The FDA approval extends Evkeeza’s indication to include children aged five to 11 years with homozygous familial hypercholesterolemia (HoFH), a rare genetic condition characterised by extremely high low-density lipoprotein cholesterol (LDL-C)
Regeneron Pharmaceuticals Headquarters. (Credit: ajay_suresh/ Wikimedia Commons)
Regeneron Pharmaceuticals has received expanded US Food and Drug Administration (FDA) approval for Evkeeza (evinacumab-dgnb) to treat an ultra-rare genetic condition in young children.

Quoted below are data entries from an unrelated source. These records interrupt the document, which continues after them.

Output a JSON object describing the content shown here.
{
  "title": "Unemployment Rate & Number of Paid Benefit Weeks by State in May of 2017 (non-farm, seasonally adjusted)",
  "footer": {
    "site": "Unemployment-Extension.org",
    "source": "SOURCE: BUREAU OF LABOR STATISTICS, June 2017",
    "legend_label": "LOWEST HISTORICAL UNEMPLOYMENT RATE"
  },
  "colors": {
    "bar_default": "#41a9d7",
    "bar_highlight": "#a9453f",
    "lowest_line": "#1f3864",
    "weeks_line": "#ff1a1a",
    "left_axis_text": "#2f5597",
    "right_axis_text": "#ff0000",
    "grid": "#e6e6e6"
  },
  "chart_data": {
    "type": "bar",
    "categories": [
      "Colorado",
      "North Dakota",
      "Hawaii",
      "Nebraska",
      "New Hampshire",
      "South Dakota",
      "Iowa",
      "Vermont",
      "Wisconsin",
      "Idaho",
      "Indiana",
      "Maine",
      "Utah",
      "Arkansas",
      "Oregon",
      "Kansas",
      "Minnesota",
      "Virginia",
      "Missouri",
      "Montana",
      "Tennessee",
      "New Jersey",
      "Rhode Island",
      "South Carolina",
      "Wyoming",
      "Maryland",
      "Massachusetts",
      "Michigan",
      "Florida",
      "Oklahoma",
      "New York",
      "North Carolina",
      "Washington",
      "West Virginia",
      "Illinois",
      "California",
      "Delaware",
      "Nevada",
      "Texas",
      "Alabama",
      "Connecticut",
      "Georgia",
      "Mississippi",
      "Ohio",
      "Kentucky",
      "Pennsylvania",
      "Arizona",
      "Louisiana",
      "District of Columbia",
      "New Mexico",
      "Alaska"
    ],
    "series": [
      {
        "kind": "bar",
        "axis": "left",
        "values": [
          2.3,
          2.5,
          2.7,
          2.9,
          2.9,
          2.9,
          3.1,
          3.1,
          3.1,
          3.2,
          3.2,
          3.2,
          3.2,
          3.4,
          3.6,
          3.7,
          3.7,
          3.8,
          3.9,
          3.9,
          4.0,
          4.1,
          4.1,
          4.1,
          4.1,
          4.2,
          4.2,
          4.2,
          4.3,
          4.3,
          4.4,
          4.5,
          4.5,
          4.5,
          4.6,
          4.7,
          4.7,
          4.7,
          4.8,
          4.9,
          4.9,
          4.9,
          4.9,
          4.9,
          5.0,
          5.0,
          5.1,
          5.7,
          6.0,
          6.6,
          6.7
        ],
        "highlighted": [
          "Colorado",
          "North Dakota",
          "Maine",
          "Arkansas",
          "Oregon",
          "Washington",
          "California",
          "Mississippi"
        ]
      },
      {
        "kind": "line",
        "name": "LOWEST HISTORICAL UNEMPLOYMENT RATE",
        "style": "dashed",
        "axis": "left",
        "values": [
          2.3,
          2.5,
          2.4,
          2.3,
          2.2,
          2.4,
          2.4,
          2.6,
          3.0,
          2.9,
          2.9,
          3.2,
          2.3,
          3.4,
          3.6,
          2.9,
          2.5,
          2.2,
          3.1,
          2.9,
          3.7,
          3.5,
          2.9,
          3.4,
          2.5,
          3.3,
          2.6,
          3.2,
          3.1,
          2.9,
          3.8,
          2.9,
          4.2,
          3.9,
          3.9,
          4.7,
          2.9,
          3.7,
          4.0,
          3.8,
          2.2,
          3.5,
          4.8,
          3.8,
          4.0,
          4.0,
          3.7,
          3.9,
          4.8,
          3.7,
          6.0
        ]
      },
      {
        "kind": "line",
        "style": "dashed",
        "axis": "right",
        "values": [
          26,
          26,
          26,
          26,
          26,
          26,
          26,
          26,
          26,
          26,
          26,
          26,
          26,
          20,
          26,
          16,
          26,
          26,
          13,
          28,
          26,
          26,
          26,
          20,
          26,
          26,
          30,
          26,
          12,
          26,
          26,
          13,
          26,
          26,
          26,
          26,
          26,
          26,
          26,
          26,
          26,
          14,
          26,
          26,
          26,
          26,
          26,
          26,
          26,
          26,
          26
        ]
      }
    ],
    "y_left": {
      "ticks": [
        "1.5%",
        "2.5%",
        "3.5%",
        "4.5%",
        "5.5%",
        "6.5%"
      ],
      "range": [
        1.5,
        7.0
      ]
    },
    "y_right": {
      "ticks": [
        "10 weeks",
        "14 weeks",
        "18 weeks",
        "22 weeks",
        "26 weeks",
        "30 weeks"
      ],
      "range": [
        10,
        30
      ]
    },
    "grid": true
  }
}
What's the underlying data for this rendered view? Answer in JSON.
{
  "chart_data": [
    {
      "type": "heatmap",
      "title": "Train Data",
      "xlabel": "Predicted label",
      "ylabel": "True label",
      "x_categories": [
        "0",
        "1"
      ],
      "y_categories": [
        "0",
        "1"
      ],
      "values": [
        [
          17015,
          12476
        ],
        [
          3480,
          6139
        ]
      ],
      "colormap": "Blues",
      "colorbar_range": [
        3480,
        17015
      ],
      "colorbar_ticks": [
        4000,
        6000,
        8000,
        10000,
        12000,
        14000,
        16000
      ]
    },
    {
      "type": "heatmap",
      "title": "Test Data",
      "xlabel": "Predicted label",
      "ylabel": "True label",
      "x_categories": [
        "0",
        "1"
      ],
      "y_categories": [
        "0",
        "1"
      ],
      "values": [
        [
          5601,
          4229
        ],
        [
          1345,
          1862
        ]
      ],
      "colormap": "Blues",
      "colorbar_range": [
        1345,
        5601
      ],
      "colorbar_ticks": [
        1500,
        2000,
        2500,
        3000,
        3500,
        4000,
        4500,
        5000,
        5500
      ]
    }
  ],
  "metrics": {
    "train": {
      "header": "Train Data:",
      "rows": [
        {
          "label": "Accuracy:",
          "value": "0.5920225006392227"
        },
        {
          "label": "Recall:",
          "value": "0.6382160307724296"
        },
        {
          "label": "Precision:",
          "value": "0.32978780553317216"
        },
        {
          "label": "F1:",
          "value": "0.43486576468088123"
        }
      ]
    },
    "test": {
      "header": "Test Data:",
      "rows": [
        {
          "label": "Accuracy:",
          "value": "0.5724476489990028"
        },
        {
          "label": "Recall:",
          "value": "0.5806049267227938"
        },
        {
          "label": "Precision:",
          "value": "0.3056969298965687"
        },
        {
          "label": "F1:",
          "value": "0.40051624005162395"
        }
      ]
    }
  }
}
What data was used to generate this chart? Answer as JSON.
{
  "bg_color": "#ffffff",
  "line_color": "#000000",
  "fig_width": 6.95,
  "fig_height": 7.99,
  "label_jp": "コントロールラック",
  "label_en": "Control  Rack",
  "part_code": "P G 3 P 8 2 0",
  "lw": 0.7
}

Evkeeza is a fully human monoclonal antibody that blocks the function of angiopoietin-like 3 (ANGPTL3), created using the company’s VelocImmune technology.
ANGPTL3 is a protein that inhibits lipoprotein lipase (LPL) and endothelial lipase (EL) and regulates circulating lipids, including low-density lipoprotein cholesterol (LDL-C).
The drug was initially approved in the US, as an adjunct to other lipid-lowering therapies, to treat homozygous familial hypercholesterolemia (HoFH) in people aged 12 years and above.
The current FDA approval expands its indication to include children as young as five years old, to control very high levels of LDL-C caused by HoFH.
Regeneron president and chief scientific officer George D Yancopoulos said: “Since it was first approved, Evkeeza has become the standard of care for homozygous familial hypercholesterolemia in those aged 12 years or older.
“We’re gratified that now children as young as five years old have the potential to benefit from this treatment. As a first-in-class medicine for this relentless disease, Evkeeza exemplifies the promise of genetics-based research to transform treatment paradigms.
“Evkeeza’s journey from target discovery to treatment innovation was only made possible due to our long-term investment in genetics research and monoclonal antibody technologies, and this remains a central tenet of our science-first approach to this day.”
HoFH is an ultra-rare genetic disorder that occurs when two copies of the FH-causing genes are inherited, one from each parent, resulting in critically high levels of LDL-C.
Regeneron said that people living with HoFH are at risk of developing premature atherosclerotic disease and cardiac events even in their teenage years.
The US FDA has granted a Priority Review for the supplemental biologics license for Evkeeza.
The approval is based on a three-part, single-arm, open-label trial that evaluated Evkeeza, when used together with other lipid-lowering therapies in children with HoFH.
In the study, the patients who received the drug, together with other lipid-lowering drugs, experienced a 48% reduction in LDL-C at week 24.
Evkeeza showed a safety profile that was consistent with the safety profile observed in adults and paediatric patients aged 12 years and older.
The most common adverse events (AEs) are headache, oropharyngeal pain, upper abdominal pain, diarrhoea, vomiting, fatigue, nasopharyngitis, rhinitis and cough.
Furthermore, Regeneron is offering myRARE patient support programmes to help eligible patients who need help with the out-of-pocket cost of Evkeeza.